Consistency is critical!

Another important piece to your child’s or adolescent’s treatment is understanding that meeting with the therapist is not to be used as a reward or punishment. Therapy is meant to be a consistent opportunity to work on the aspects of your child’s life that aren’t going well. Using it as a “bartering chip” might alienate your child from their therapist since the child could associate “getting in trouble” (something bad) with having to go see a therapist. Moreover, using it as a reward might set your child up to have limited access to the help they need, since they would only get to see their therapist if they succeed in some way.

Consistently attending sessions gives your child’s therapist the opportunity to build a solid relationship, actively work towards behavioral changes and goals, and also observe your child in various moods over time.

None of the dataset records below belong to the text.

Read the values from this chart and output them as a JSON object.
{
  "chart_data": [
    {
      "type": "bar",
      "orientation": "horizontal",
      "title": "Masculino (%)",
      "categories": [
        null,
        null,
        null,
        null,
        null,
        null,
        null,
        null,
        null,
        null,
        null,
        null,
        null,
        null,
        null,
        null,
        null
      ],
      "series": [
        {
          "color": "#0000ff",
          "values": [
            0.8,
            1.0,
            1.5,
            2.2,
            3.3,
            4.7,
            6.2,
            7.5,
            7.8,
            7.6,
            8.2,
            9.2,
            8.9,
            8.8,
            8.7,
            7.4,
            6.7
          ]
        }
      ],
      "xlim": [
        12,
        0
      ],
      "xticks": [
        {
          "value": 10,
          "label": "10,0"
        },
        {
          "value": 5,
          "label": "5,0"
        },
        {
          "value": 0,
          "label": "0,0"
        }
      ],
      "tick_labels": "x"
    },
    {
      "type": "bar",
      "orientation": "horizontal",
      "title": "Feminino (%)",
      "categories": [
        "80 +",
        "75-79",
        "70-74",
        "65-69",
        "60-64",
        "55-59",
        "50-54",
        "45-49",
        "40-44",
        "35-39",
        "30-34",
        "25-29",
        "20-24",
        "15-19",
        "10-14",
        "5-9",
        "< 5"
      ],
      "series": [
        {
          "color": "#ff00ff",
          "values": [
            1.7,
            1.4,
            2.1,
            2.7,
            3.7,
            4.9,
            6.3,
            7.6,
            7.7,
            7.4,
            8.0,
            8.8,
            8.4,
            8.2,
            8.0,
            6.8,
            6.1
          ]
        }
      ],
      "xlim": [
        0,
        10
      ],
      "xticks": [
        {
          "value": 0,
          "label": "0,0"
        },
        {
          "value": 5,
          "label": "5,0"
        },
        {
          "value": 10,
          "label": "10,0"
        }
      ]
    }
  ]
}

When a child or adolescent presents differently in sessions over time, the therapist has a better opportunity to help your child develop ways to identify their needs and to manage the feelings they experience.

Is There Any Progress?

Changes might not be linear, simple, or even fast in all cases. It may initially seem like the child is only playing during the appointment, or that the adolescent is only “venting” to the therapist, without a lot of changes that you can see. In addition, your child might not report much difference or improvements to you when you ask about how therapy is going. It may even seem as if some progress has been made and then a large step backward takes place shortly after. All of these are important observations and excellent questions to ask about with your child’s therapist. It is likely the therapist can give you some insight into what is happening in therapy and why the process looks the way it does.

Above all, try to approach the therapy process as being on a team. Each team member has their role, unique offerings, and opportunity to make important changes. Working together as a team is far more effective than trying to work as opponents.

Communication is crucial and I invite you to establish this with your child’s therapist so the experience offers you can your child the results you desire. Therapy can be tremendously beneficial when engaged openly, inquisitively, and with an emphasis on support. With that in mind, the aforementioned tips can help make the experience much more productive and satisfying both for you as well as your child.